Renowned poet and philosopher Henry David Thoreau once said, “A lake is the landscape’s most beautiful and expressive feature. It is earth’s eye; looking into which the beholder measures the depth of his own nature.” English romantic poet, William Wordsworth expressed a similar sentiment in his time, saying “A lake carries you into recesses of feeling otherwise impenetrable.”
I won’t pretend I heard those quotes before just now. Contrary to these legendary wordsmiths, I rather unpoetically (see what I did there?) Googled, “quotes about being on water.” Point is, I knew these majestically-worded sentiments were out there after spending time on Austin’s Lady Bird Lake, kayaking with Rowing Dock’s Carrie Morton. (Though to be fair, it looks more like a river and is actually a reservoir on the Colorado River, created by the 1960 Longhorn Dam — Thanks, Wikpedia!)
Carrie, boasting a wide-smile as bright as her sunny blonde hair, greeted us as casually as a friend you’ve known your entire life. This type of authentic friendliness was rampant throughout Austin, save for the massive gun rally we stumbled across at the statehouse. It was a tale of two Austins to say the least.
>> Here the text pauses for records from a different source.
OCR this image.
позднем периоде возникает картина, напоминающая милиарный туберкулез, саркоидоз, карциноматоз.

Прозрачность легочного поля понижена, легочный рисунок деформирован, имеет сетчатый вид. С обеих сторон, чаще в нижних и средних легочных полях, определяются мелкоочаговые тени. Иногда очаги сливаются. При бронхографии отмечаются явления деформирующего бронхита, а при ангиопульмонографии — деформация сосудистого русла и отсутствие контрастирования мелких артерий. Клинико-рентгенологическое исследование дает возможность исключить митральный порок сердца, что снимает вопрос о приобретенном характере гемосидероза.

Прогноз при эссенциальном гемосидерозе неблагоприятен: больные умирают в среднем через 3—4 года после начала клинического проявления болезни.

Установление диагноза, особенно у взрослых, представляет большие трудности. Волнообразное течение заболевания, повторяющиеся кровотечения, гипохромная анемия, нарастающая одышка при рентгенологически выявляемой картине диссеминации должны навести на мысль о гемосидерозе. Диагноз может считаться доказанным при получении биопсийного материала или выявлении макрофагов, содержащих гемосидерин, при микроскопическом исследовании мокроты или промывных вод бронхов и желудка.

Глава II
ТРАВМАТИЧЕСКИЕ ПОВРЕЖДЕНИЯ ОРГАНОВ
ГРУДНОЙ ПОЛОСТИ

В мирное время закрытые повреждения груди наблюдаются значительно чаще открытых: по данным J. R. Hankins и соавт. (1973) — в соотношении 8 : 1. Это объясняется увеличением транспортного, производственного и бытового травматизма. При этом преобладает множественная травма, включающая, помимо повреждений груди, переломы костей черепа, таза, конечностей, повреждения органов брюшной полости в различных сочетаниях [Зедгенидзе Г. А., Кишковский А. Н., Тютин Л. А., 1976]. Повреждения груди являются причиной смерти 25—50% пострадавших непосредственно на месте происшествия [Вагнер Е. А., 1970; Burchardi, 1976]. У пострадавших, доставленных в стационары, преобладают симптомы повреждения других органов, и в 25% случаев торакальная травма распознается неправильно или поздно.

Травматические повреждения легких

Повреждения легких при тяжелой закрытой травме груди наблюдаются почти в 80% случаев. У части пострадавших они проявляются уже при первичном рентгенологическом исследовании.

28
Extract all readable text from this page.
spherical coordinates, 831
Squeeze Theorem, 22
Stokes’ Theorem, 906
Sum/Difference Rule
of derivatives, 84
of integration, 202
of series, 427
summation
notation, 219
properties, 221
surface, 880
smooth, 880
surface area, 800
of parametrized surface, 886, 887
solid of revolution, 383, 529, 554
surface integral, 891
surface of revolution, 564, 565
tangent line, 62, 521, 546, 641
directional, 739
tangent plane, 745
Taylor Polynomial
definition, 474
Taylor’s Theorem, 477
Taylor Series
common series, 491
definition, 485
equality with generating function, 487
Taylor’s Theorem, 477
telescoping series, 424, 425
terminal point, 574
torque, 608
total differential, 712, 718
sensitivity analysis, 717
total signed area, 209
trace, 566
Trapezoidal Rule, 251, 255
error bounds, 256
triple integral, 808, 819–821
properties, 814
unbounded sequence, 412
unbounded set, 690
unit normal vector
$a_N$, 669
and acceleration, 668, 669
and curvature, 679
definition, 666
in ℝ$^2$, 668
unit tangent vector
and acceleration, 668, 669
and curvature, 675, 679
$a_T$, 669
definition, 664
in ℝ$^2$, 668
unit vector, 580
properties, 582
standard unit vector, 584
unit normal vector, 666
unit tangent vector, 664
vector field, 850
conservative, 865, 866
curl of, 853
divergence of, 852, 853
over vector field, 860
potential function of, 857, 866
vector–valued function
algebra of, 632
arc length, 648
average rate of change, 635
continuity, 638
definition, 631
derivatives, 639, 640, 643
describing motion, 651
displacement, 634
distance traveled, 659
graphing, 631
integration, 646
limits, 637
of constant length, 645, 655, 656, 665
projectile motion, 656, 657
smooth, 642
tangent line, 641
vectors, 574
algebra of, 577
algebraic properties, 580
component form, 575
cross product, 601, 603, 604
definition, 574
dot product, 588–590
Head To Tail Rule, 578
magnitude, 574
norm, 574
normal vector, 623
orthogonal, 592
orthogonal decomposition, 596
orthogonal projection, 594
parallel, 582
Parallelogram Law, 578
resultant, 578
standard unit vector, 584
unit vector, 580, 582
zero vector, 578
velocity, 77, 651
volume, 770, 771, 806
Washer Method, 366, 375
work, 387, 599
Without much hesitation — throw a life jacket on and sign away your life on a standard waiver — Carrie had all four of us in a comfortable single kayak, paddling away from shore. The weather epitomized an idyllic setting, especially for four freezing souls escaping the cruel, biting cold of Cleveland in January. Here, it was 70-degrees and sunny. The emphasis being on the sun. Man, how I missed thee, sweet burning flame that warms me whole!
There was no rush to do much of anything on Lady Bird Lake. Nowhere to go, nowhere to be. I was quickly becoming envious that this was Carrie’s job, who left it to us to decide when to head back in. “I can stay out here all day,” she laughed.
First we meandered west toward Red Bud Island, a tiny off-leash dog park sitting in the middle of the lake. The surrounding landscape grew quickly as we sailed away from the dock. Mansions sat high atop the adjacent ledges. These weren’t just big-box, suburban McMansions. These were beautifully ornate mansions that drew a comment from every kayaker passing by.
Next, we headed back southeast toward the Barton Springs Pool, passing a group of canoe polo players (which is apparently a thing) having it out underneath the MoPac Expressway. The water became incredibly shallow as we approached the pool. Greenery was floating to the top, the ground clearly visible. This is where the turtles come out to play.
Something about these little guys seemed so playful! Y’know, despite their usually inanimate stature. But they were, indeed, everywhere — swimming alongside the kayaks, perched on a floating branch, or seemingly hibernating below. It was tempting to reach out and grab one for my own amusement, but then I thought how annoying it would be if some stranger came by my home and plucked me out of my comfort zone for their amusement.
After over two hours of our quasi-adventure, we headed back to shore. But it was clear that Carrie would’ve been completely content staying out until the sun set. Luckily for her, she can come back tomorrow and the next day, continually absorbing the impenetrable calm of Lady Bird Lake.
Unfortunately for us, it was back to the frozen tundra, where the sharp winds of Lake Erie feel as if they are intent on peeling the nerves off your bones one by one.